Which does not make sense to me, but admittedly I do not understand much about utf/unicode/software.. - I simply gets on my nerves : )

Thanks for your attention, best regards,
S.

Post by *ghisler(Author) » 2015-05-28, 14:11 UTC

Sorry, I don't currently see a way to do this. You can try to search the files in ANSI mode if you don't need to find non-English texts.

MVV · Post by *MVV » 2015-05-28, 14:49 UTC

I think you can simply leave searching for nulls as a limitation and do basic Unicode support, it will already be a very nice improvement. It won't be a problem if it won't support non-printable characters like 0000 or 0001 (it may also be used for masking nulls) but support all other characters.

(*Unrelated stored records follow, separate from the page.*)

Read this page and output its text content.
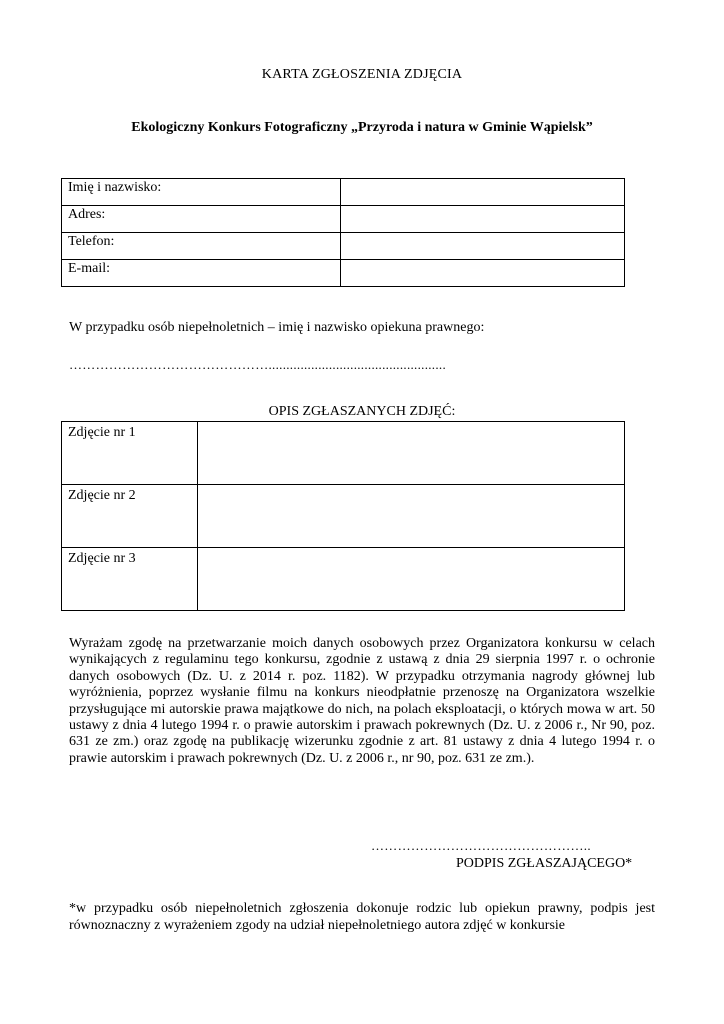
KARTA ZGŁOSZENIA ZDJĘCIA
Ekologiczny Konkurs Fotograficzny „Przyroda i natura w Gminie Wąpielsk”
Imię i nazwisko:	
Adres:	
Telefon:	
E-mail:	
W przypadku osób niepełnoletnich – imię i nazwisko opiekuna prawnego:
………………………………………..................................................
OPIS ZGŁASZANYCH ZDJĘĆ:
Zdjęcie nr 1	
Zdjęcie nr 2	
Zdjęcie nr 3	
Wyrażam zgodę na przetwarzanie moich danych osobowych przez Organizatora konkursu w celach wynikających z regulaminu tego konkursu, zgodnie z ustawą z dnia 29 sierpnia 1997 r. o ochronie danych osobowych (Dz. U. z 2014 r. poz. 1182). W przypadku otrzymania nagrody głównej lub wyróżnienia, poprzez wysłanie filmu na konkurs nieodpłatnie przenoszę na Organizatora wszelkie przysługujące mi autorskie prawa majątkowe do nich, na polach eksploatacji, o których mowa w art. 50 ustawy z dnia 4 lutego 1994 r. o prawie autorskim i prawach pokrewnych (Dz. U. z 2006 r., Nr 90, poz. 631 ze zm.) oraz zgodę na publikację wizerunku zgodnie z art. 81 ustawy z dnia 4 lutego 1994 r. o prawie autorskim i prawach pokrewnych (Dz. U. z 2006 r., nr 90, poz. 631 ze zm.).
…………………………………………..
PODPIS ZGŁASZAJĄCEGO*
*w przypadku osób niepełnoletnich zgłoszenia dokonuje rodzic lub opiekun prawny, podpis jest równoznaczny z wyrażeniem zgody na udział niepełnoletniego autora zdjęć w konkursie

Post by *ghisler(Author) » 2015-05-28, 17:06 UTC

The problem is that UTF-8 can be multiple bytes long, and it has to deal with upper-/lowercase in search strings like [äöüÄÖÜß]. While UTF-16 has dual word characters too, they don't usually have upper-/lowercase (they are mostly externded Chinese forms etc).

The same is true for dual byte ANSI, e.g. Chinese encoding. Here it's still possible to match each byte/word separately. With UTF-8, this isn't possible.

I could try to convert to UTF-16 before searching, but this will fail with e.g. EXE files where there are also invalid UTF-8 codes.

MVV · Post by *MVV » 2015-05-28, 18:16 UTC

You can at least convert UTF-8 to UTF-16 where it is possible, and let invalid characters be converted to anything (on OS wish). Regex is a text processing thing, it shouldn't work with non-printable data. It is also easy to skip invalid UTF-8 characters, MultiByteToWideChar does it by default.